Un ragazzino dalla carnagione scura, la capigliatura crespa e gli incisivi sporgenti, cresciuto, come tanti altri, ai confini del mondo, tra le strade disastrate di una favela brasiliana dimenticata da Dio. Un sorriso, sempiterno e contagioso, stampato sulla faccia, anche quando un dribbling non riusciva. Forse non è un caso, dopotutto, che Ronaldinho sia originario di una città dal suggestivo nome di Porto Alegre. Un‘allegria che non solo lo ha contraddistinto nel carattere, ma soprattutto nello stile di gioco.

Ronaldinho, il re del futbol bailado

Un calcio, il suo, delicato ed armonioso come un’aria di Johann Sebastian Bach; elegante ed incantevole come un il volo di un airone; estasiante ed immortale come il bacio tra Clarke Gable e Vivien Leigh. Ronaldinho è stata un’autentica officina del fantastico, capace di creare coi propri piedi capolavori di irriproducibile bellezza, allo stesso modo in cui Willy Wonka sfornava dolciumi di straordinaria delizia dalla sua Fabbrica di Cioccolato.

La qualità di un fuoriclasse, il talento di un prodigio, la destrezza di un giocoliere, la fantasia di un bambino. La perfetta fusione tra imprevedibilità e geometria, dalla cui amalgama ha preso forma quello che è stato a tutti gli effetti l’araldo solenne del futbol bailado. Con i suoi tocchi, morbidi e sublimi, Ronaldinho ha ammaliato, folle ed avversari, come nessun altro.

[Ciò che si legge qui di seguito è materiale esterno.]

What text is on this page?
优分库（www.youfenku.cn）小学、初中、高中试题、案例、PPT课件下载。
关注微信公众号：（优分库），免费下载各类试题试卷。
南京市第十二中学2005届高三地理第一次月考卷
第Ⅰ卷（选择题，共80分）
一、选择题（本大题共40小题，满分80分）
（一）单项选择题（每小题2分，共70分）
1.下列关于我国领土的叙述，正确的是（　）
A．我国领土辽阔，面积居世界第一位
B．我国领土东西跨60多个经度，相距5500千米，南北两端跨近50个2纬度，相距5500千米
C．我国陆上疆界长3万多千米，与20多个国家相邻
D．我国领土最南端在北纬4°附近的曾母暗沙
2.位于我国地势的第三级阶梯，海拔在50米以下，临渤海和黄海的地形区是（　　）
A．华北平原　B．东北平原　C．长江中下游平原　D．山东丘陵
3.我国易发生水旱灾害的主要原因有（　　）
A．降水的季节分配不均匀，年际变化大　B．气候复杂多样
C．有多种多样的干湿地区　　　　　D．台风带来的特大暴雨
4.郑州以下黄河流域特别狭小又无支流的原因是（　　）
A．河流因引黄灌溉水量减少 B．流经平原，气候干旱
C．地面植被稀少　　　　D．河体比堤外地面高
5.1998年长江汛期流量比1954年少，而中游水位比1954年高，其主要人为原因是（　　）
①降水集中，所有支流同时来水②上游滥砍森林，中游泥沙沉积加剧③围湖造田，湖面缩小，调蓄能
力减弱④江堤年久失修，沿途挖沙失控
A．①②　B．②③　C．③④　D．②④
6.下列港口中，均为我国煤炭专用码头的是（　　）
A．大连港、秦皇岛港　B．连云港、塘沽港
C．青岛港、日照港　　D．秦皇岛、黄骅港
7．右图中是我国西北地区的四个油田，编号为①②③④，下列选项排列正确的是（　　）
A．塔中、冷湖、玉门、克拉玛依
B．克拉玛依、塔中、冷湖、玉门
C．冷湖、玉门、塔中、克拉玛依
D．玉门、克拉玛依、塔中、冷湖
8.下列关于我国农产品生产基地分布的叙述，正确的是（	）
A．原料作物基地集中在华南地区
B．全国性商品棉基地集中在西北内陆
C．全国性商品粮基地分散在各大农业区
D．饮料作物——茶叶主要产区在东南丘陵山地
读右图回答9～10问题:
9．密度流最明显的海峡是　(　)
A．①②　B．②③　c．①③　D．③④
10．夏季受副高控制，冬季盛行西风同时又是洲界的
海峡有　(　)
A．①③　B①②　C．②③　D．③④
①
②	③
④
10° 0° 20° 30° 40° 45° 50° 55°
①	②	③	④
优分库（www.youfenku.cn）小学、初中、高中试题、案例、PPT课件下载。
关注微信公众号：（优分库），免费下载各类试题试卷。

Lui, artista dell’utopico, ha saputo dare contorni e colori a prestazioni impossibili, trasformando il pallone in pennello e tavolozza, rendendo un semplice campo di terra e fango la sua personalissima tela dove disegnare il proprio insaziabile estro.

Il palmarès, le prodezze ed il ritiro

Una Champions League, vinta con il Barcellona nel 2006, un Mondiale, nel 2002 con il Brasile, un Pallone d’Oro, conquistato nel 2005, insieme ad altri tantissimi trofei collezionati nell’arco di un’incredibile carriera durata un ventennio. Ronaldinho è stato la storica doppietta contro il Real Madrid nella notte del Clasico del 2005, quando tutto il Santiago Bernabeu si alzò ad applaudirlo. È stato il geniale ed assurdo colpo di punta, che trafisse il Chelsea in Europa agli ottavi del 2005. È stato l’allucinante acrobazia in girata contro l’Osasuna nel 2004. Ronaldinho è stato magia e naturalezza allo stato più puro.

Nel Gennaio del 2018 la sua danza però si ferma, il sipario cala inesorabile sulla sua polvere di stelle. Il Gaucho brasiliano decide che è arrivato il momento di scendere da cavallo, di sfilarsi il poncho ed accomiatarsi, ritirandosi dalla scena. Non è stata soltanto la fine di un calciatore, ma la fine di un particolare tipo di calcio. Quel calcio che fluttua silenzioso tra la serietà del professionismo e la semplicità del divertirsi, quello che Ronaldinho ha per sempre fatto suo, con la sua inconfondibile espressione di spensieratezza appiccicata in volto.